D.O.M. Hotel is committed to following sustainable practices, sourcing its ingredients directly from the Amazon in Brazil
Another exciting development currently in the works is being overseen by the Roca brothers, of triple-Michelin-starred restaurant El Celler de Can Roca, who are planning to open a bean-to-bar chocolate factory and hotel in Girona. The project is the brainchild of Jordi Roca, a pastry chef by trade, who has been travelling across Central and South America alongside former mentor Damian Allsop in order to better understand the chocolate industry.
In terms of the overall vision, it is envisaged that the ground floor will feature a chocolate workshop where visitors can taste the various cocoa beans in the form of hot and cold drinks. There will also be a shop, with all packaging made from recycled cacao fibres, and above this a 15-room boutique hotel.
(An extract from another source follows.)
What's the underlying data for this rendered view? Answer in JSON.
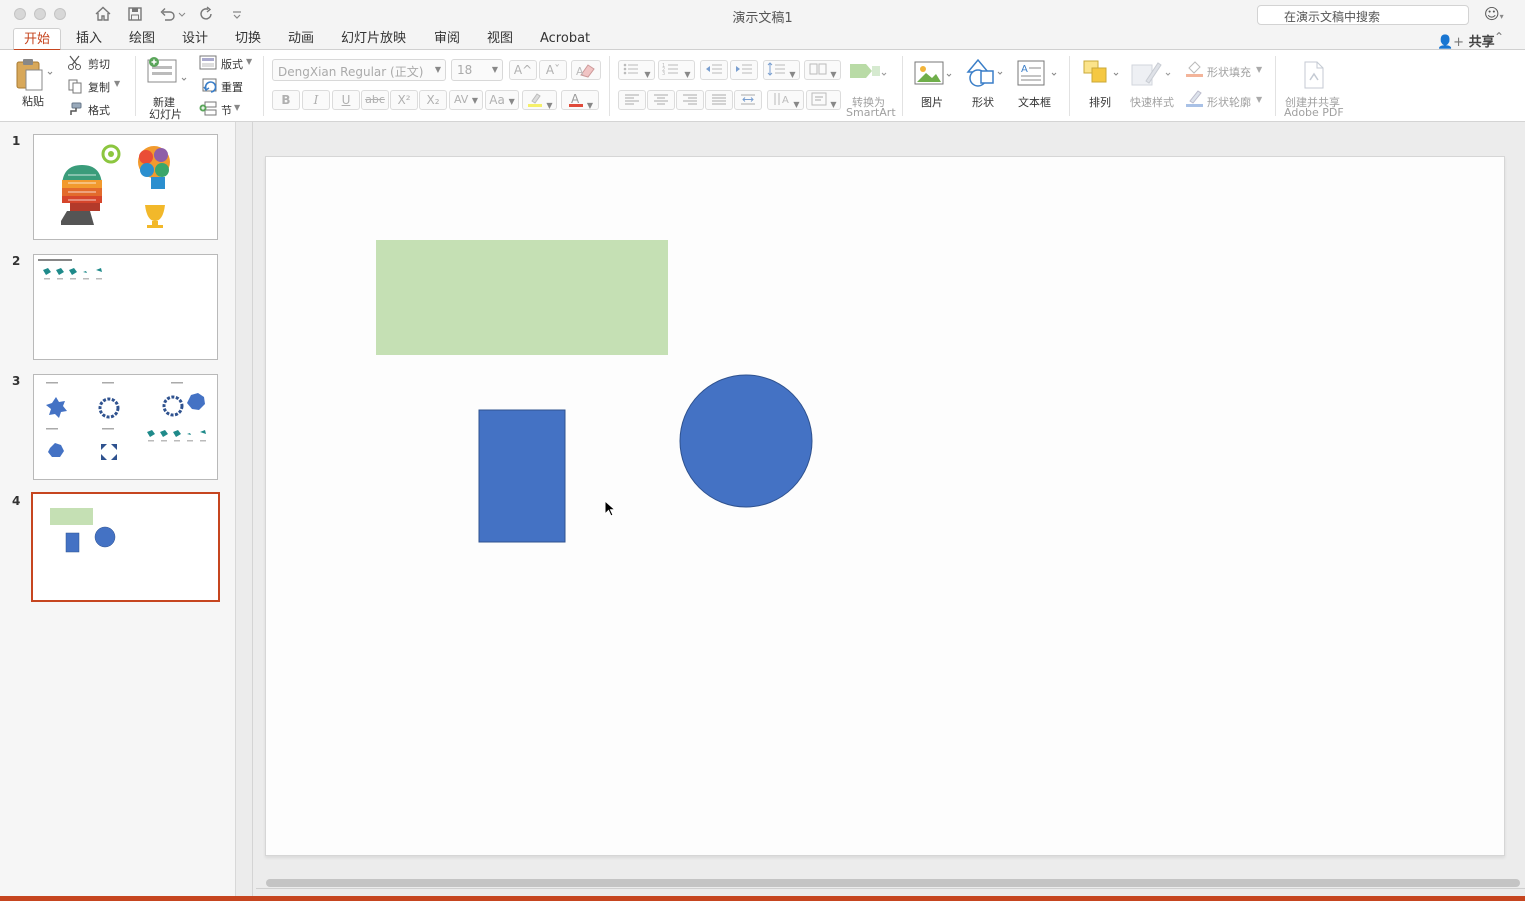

What is abundantly clear, is that chefs around the world are adopting radically different approaches in order to achieve a common goal – to develop hotels where the F&B offering can really shine. While Bottura and Gilmore plan to use produce from their own kitchen garden, Caminada is working seasonally and preserving what is found naturally around his property, and Atala and the Roca brothers are trying to change the very way their guests think about food. It may seem from a distance like just another way to get customers through the door, but look in more detail and it quickly becomes apparent that by doing things on a much smaller scale, these enterprising pioneers are actually trying to change the game entirely.